Controlling time—Parshat Bo and Tu B’Shevat

by | Jan 11, 2013 | Torah Thought

You are probably familiar with the fact that the Torah contains 613 mitzvot for the Jewish people, but do you know where the first one is? According to the great Torah commentator, Rashi, it’s actually in this week’s parsha. He quotes a midrash by Rabbi Isacc, which says “The Torah, which is the law book of Israel, should have commenced with the verse (Exodus 12:1) ‘This month shall be unto you the first of the months,’ which is the first commandment given to Israel.” So, at least according to Rashi, there is not a single commandment in the Torah until this week’s Torah portion, Bo. What was so special about this verse that it merited being commandment number one? Keep a special calendar unlike the ones other peoples’ use and the first month of that calendar will be the month of the exodus, Nisan. In other words, step one of living as a Jew is thinking about time as a Jew.

The Jewish calendar is not only different from the secular Julian calendar because the months have different names. Its beauty comes from the fact that it is a lunar calendar. On any given day you could look up at the sky and have no idea what day it is or what time of the months. But on any given night you can look up at the sky and have a pretty good idea of those things.

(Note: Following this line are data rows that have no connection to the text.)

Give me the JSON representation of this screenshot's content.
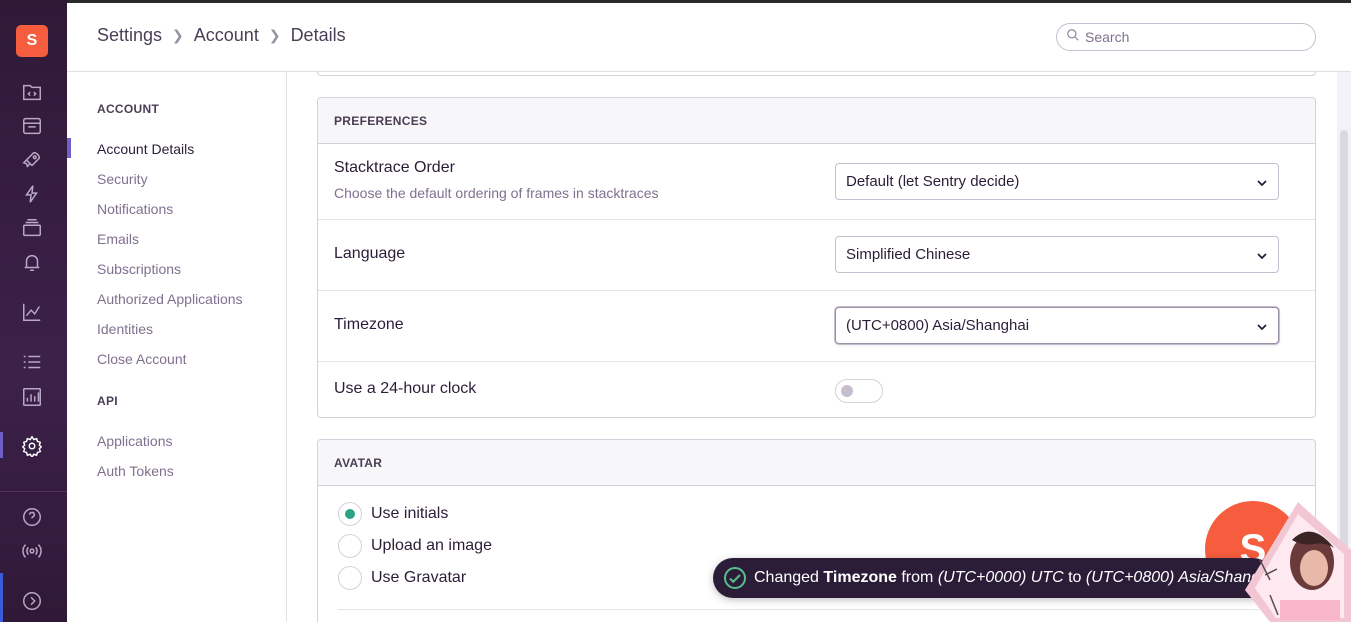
{
  "org": {
    "initial": "S"
  },
  "rail": {
    "icons": [
      "projects-icon",
      "issues-icon",
      "performance-icon",
      "releases-icon",
      "discover-icon",
      "alerts-icon",
      "stats-icon",
      "activity-icon",
      "dashboards-icon",
      "settings-icon",
      "help-icon",
      "broadcasts-icon",
      "collapse-icon"
    ],
    "active": "settings-icon"
  },
  "header": {
    "breadcrumb": [
      "Settings",
      "Account",
      "Details"
    ],
    "search_placeholder": "Search"
  },
  "subnav": {
    "sections": [
      {
        "heading": "ACCOUNT",
        "items": [
          "Account Details",
          "Security",
          "Notifications",
          "Emails",
          "Subscriptions",
          "Authorized Applications",
          "Identities",
          "Close Account"
        ],
        "active": "Account Details"
      },
      {
        "heading": "API",
        "items": [
          "Applications",
          "Auth Tokens"
        ]
      }
    ]
  },
  "preferences": {
    "title": "PREFERENCES",
    "stacktrace": {
      "label": "Stacktrace Order",
      "help": "Choose the default ordering of frames in stacktraces",
      "value": "Default (let Sentry decide)"
    },
    "language": {
      "label": "Language",
      "value": "Simplified Chinese"
    },
    "timezone": {
      "label": "Timezone",
      "value": "(UTC+0800) Asia/Shanghai"
    },
    "clock": {
      "label": "Use a 24-hour clock",
      "enabled": false
    }
  },
  "avatar": {
    "title": "AVATAR",
    "options": [
      "Use initials",
      "Upload an image",
      "Use Gravatar"
    ],
    "selected": "Use initials",
    "preview_initial": "S"
  },
  "toast": {
    "prefix": "Changed",
    "field": "Timezone",
    "from_word": "from",
    "old_value": "(UTC+0000) UTC",
    "to_word": "to",
    "new_value": "(UTC+0800) Asia/Shanghai"
  },
  "colors": {
    "accent": "#6c5fc7",
    "org_badge": "#f55d3e",
    "sidebar": "#2f1937",
    "success": "#2ba185"
  }
}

If it is a full moon, it’s the 15th of the month; if there is no moon, it is the end of one month and the beginning of another, and so on through all the phases. The lunar calendar gives our sense of time a natural connection to creation.

As a matter of fact, Judaism is in many ways obsessed with time. We count days of the week and call every seventh one holy; we count years and treat every seventh and 50th one as holy. We have more sacred times, holidays, than just about any religion I have ever come across. So what is gained by this obsession with time? Through it we can take control of our time.

Celebrating Shabbat, the holidays and the Sabbatical and Jubilee years reminds us that there is a sacred connection between time and the One who created time, just as there is a sacred connection between the world and the One who created it. In all of these cases, we recognize the holy nature of time by refraining from filling it with the busyness of our lives. We recognize the preciousness of every moment by saying, “I am going to stop doing all the mundane things I usually do to fill time and appreciate it just by experiencing its passage. The plight of modern living is that we constantly feel pushed around by time. There is never enough. We can’t even imagine stopping for an hour no less for a whole day. But it is when we can do that, when we can stop to recognize and even celebrate the passage of time, that’s when we take control of time rather than being controlled by time.

This time of year we are not only reminded of the special relationship between Jews and time by the reading Parshat Bo. We are also reminded by the holiday of Tu B’Shvat, the New Year of the Trees, which starts this year on Friday, Jan. 25.

Let’s face it—you have to have a pretty special relationship with time to celebrate the New Year of the Trees in the most desolate moment in the middle of winter. But as part of the Jewish people, our sense of time is not bound only to where we are; it is connected to a deeper nature of things and to where we want to be. Because the almond trees are starting to bloom in Israel around this time, it is springtime for Jews everywhere.

Tu B’Shvat is a spiritual springtime. By taking control of time and celebrating springtime when it is still cold, Judaism recognizes that there will always be “cold” moments in our lives and in the lives of our people, but our connection to our Creator and to Creation can carry us through those moments. It’s a pretty potent message—yes there will be bad times, there will be winters, but we will always have the power to sense the spring, to sense the holiness in the world and in our lives.

So, as we move into the heart of winter and celebrate Tu B’Shvat we should ask ourselves, how will we use our time? How will we make this winter into a personal spring? In the answers to those questions, may we all find the ability to sense our connection to God and God’s creation through the gift of our special calendar and recognition of the holiness of time.

—Rabbi Jeffrey Arnowitz, Congregation Beth El.